Cette Peste qui nous parle tant

Cette Peste qui nous parle tant

« Malgré ces spectacles inaccoutumés, nos concitoyens avaient apparemment du mal à comprendre ce qui leur arrivait. Il y avait les sentiments communs comme la séparation ou la peur, mais on continuait aussi de mettre au premier plan les préoccupations personnelles. Personne n’avait encore accepté réellement la maladie. La plupart étaient surtout sensibles à ce qui dérangeait leurs habitudes ou atteignait leurs intérêts. Ils en étaient agacés ou irrités et ce ne sont pas là des sentiments qu’on puisse opposer à la peste. Leur première réaction, par exemple, fut d’incriminer l’administration. »

Albert Camus, La Peste.

Encore aujourd’hui, nous avons du mal à réaliser. Une pandémie. Une épidémie planétaire.

Mais nous nous obstinons à continuer, à télétravailler, à faire nos courses. À assurer des calls quotidiens avec les membres de nos équipes.

Ne rien lâcher. Les chiffres, oui, vont baisser, mais nous allons trouver un moyen de les récupérer autrement.

Nous tenons à ce que nos enfants ne ratent aucune des leçons données à distance par leurs enseignants, eux-mêmes dépassés par tous ces outils mis à leur disposition. Même les activités extrascolaires sont maintenues.

Tout en restant en conformité avec les directives des pouvoirs publics, nous trouvons le moyen de répondre à tous nos besoins. Pas question d’y déroger. Nous sommes à la maison et devons en profiter !
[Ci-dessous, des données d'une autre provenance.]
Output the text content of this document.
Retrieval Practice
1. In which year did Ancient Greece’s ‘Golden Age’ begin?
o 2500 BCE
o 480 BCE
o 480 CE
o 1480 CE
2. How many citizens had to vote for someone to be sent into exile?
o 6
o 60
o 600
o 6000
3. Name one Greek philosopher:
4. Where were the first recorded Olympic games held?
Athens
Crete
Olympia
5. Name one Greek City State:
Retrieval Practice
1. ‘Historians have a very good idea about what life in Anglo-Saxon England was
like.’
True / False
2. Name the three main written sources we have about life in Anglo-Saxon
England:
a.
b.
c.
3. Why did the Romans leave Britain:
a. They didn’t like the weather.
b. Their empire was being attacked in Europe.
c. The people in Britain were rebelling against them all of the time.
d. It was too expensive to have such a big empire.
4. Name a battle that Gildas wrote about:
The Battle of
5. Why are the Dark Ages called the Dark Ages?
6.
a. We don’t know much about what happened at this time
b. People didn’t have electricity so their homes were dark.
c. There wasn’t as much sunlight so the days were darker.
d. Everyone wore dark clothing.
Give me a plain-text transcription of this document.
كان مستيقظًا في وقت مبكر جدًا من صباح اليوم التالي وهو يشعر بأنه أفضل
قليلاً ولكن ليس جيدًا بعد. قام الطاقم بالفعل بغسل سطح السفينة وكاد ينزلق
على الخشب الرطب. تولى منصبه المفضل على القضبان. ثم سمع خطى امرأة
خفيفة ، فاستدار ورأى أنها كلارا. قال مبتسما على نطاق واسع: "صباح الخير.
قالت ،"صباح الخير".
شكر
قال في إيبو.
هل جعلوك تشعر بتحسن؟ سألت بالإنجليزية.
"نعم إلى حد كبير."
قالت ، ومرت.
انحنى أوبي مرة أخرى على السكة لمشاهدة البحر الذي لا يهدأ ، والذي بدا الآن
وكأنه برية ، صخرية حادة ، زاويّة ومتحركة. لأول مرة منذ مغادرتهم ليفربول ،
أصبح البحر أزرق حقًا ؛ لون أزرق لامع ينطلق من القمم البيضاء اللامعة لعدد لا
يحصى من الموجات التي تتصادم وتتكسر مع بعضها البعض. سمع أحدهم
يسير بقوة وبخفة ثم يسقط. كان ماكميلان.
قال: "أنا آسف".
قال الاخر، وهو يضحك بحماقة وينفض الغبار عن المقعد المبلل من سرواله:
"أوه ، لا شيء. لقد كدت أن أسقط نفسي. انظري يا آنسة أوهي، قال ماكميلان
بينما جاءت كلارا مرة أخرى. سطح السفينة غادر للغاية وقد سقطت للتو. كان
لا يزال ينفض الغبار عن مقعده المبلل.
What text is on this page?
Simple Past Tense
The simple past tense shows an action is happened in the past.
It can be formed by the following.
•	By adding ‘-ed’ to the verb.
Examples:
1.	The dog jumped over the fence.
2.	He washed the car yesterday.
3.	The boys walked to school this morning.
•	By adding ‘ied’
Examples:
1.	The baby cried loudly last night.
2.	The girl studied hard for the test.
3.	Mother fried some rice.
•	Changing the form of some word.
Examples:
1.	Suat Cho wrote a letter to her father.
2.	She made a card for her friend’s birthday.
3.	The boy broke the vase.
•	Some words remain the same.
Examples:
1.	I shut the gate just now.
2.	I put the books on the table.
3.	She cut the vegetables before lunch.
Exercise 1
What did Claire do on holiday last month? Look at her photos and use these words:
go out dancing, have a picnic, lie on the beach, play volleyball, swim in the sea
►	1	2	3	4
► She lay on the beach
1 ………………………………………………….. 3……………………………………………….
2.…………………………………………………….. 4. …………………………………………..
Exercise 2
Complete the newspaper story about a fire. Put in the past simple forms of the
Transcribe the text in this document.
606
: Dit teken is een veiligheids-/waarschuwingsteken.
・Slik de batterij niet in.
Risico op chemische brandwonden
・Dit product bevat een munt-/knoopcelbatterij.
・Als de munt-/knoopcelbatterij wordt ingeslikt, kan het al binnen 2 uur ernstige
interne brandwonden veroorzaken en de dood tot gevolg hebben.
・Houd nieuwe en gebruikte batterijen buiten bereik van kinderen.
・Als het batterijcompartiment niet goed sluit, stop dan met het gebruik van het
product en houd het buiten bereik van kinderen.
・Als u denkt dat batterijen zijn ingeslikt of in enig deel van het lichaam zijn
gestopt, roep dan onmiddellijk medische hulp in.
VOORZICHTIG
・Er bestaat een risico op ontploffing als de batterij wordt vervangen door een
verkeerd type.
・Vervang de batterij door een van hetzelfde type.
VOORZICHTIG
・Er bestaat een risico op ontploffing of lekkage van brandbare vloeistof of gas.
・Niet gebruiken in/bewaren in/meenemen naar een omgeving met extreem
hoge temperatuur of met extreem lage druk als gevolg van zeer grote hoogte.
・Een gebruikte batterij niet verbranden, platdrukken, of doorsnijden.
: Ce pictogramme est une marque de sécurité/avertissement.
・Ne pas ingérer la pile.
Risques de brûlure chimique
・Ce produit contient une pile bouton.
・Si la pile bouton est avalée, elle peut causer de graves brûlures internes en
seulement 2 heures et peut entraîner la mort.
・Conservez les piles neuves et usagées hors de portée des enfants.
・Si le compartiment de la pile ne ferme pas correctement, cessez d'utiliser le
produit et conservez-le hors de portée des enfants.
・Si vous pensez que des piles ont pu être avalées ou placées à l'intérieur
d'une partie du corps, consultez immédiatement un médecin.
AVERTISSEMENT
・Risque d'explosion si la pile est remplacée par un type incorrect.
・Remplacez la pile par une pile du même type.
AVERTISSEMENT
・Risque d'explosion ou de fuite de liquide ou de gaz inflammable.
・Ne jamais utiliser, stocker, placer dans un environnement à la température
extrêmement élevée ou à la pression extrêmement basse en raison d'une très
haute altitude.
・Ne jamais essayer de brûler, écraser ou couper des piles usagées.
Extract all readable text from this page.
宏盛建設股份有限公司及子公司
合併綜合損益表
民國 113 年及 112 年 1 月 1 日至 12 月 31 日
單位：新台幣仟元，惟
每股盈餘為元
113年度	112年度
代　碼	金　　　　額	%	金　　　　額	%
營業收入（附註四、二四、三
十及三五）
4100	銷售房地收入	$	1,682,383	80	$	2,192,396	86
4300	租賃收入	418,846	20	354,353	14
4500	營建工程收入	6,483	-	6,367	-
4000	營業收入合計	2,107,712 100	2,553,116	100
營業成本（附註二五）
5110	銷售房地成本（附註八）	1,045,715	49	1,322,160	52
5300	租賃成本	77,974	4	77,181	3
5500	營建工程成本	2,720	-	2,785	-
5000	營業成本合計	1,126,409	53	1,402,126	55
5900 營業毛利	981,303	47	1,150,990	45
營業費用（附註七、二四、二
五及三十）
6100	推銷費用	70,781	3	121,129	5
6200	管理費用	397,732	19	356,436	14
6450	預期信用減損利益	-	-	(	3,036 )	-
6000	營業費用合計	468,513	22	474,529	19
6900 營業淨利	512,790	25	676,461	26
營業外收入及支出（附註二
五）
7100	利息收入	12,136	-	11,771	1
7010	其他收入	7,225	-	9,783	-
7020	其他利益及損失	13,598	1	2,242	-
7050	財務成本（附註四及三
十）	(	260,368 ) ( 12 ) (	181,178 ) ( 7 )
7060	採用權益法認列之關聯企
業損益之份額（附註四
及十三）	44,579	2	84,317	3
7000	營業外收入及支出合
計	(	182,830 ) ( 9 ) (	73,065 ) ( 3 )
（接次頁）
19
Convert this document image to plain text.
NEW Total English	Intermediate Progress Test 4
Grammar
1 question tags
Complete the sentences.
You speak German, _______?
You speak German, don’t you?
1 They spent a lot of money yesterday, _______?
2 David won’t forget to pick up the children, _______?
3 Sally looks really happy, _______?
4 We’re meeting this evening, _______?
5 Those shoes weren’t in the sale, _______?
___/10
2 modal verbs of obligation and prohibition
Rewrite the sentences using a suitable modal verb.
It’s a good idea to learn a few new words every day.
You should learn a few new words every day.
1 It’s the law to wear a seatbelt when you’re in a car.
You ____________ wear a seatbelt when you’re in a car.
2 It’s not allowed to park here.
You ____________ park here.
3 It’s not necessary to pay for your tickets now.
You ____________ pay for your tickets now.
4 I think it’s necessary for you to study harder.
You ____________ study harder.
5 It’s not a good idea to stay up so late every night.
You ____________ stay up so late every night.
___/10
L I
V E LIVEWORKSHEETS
« Ce n’est qu’à la longue, en constatant l’augmentation des décès, que l’opinion prit conscience de la vérité. La cinquième semaine donna en effet trois-cent-vingt-et-un morts et la sixième, trois-cent-quarante-cinq. Les augmentations, du moins, étaient éloquentes. Mais elles n’étaient pas assez fortes pour que nos concitoyens ne gardassent, au milieu de leur inquiétude, l’impression qu’il s’agissait d’un accident sans doute fâcheux, mais après tout temporaire. »

Les chiffres sont considérables. On nous parle d’un pic, d’une courbe à lisser. On nous parle d’un deuxième pic. Nous n’arrivons plus à suivre statistiques. Des cas confirmés ? Des décès ? Des guérisons ?

On se prépare déjà au « déconfinement ». On reporte nos vacances, mais nous les maintenons pour cet été. Car oui, les enfants auront besoin de se baigner, de se changer les idées après toutes ces semaines de confinement…

« Vers la fin du mois cependant, et à peu près vers la semaine des prières dont il sera question plus loin, des transformations plus graves modifièrent l’aspect de notre ville. Tout d’abord, le préfet prit des mesures concernant la circulation des véhicules et le ravitaillement. Le ravitaillement fut limité et l’essence rationnée. »

Ravitaillement. Rationnement. Eh oui, car notre instinct animal, dès les premiers jours de confinement, nous a poussés à nous ravitailler. Nous avons fait des réserves. Nous devons ne manquer de rien.

Ah zut, nous allons prendre du poids ! Ouf, des séances de sport sont programmées à distance par les clubs de gym.

« Mais tous ces changements, dans un sens, étaient si extraordinaires et s’étaient accomplis si rapidement qu’il n’était pas facile de les considérer comme normaux et durables. Le résultat est que nous continuions à mettre au premier plan nos sentiments personnels. »

Nos sentiments personnels… au premier plan. 

Sans penser au secteur de la santé qui trime, qui bataille jour et nuit.

Sans penser à toutes les personnes qui ne peuvent pas se permettre de télétravailler et qui n’ont pas le choix : elles doivent absolument sortir pour se nourrir, nourrir leurs familles. Et encourent les risques de contamination.

Sans penser aux éboueurs, caissiers et caissières, livreurs… et j’en passe.

Nous nous devons, nous les confinés, nous rendre compte de la « chance » que nous avons.

En revanche, nous nous devons d’écouter nos émotions.

Nous passons tous par une période d’intenses émotions. La peur. L’angoisse. L’incertitude. Que nous réservent les semaines, les mois à venir ?

Nous devons accepter que rien ne soit comme avant. Nous ne pouvons pas continuer à « vivre » comme si de rien n’était. Nous devons écouter nos émotions, les sensations de notre corps, nos comportements.

Un arrêt.

Oui, pour continuer notre activité professionnelle ; oui pour maintenir nos rituels. Mais n’en faisons pas trop. Ce que nous vivons n’est pas anodin.